The underlying mechanisms that lead to metal cation reduction in metal halide perovskites exposed to light (including UV) and electron beam can be compared. The photons with energy larger than the bandgap mainly generate hot electrons and holes^[12], which promote chemical bond breaking in the perovskites and stimulate desorption of loosely binding species near the surface. Such hot carriers are also generated (indirectly in most cases^[40]) by the energetic electron beam in TEM imaging, with similar consequences. The rate of material degradation under the electron beam seems to be much faster and more dramatic than that of photon exposure.
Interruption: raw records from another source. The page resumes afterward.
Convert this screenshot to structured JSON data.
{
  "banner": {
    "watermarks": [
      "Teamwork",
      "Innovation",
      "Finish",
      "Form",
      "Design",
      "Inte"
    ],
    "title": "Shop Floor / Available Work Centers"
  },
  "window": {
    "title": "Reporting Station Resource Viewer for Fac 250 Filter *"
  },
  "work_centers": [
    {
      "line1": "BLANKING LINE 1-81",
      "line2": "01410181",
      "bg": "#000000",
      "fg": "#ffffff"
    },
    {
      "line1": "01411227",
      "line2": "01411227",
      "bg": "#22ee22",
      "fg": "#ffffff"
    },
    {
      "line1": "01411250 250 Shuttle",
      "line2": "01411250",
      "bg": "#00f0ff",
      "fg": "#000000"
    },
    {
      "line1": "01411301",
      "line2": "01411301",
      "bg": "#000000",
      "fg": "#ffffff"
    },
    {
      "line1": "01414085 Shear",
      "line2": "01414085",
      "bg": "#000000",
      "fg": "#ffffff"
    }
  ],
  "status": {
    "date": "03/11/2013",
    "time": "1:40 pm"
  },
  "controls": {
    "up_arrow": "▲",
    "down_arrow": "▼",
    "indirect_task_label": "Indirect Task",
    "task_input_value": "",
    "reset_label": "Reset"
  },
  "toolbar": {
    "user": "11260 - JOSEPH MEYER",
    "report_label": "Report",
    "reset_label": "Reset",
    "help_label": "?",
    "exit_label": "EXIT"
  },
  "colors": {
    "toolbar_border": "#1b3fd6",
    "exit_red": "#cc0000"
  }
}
Therefore, TEM-based degradation analysis could serve the purpose of burn-in tests for the stability of the perovskites against photon and hot carrier damages^[22,41] at a high spatial resolution. Of course, energetic electrons can induce damages also through the knock-on and core-level electron excitation, followed by inter-atomic Auger processes, which are unlikely by photons. Further investigations are needed in order to employ TEM-based analysis for accurate evaluation of the stability of these materials exposed to photons or hot carriers.

In summary, our in-situ TEM investigation demonstrates that the instability of metal halide-perovskite-related compounds under high-energy electron irradiation is universal. This degradation process is generally featured by the desorption of halogen species and emergence of metal nanoparticles, which are the combined results of predominant ionization damage and subsidiary knock-on displacement effects. The observed universal phenomenon of electronic transition driven halogen desorption in TEM may also occur when the material is exposed to UV light. Based on a clear understanding of the similarity and difference between the materials degradation processes under electron and photon beams, TEM-based analysis can be used to characterize quickly the material instability against photon damage with a nanoscale resolution.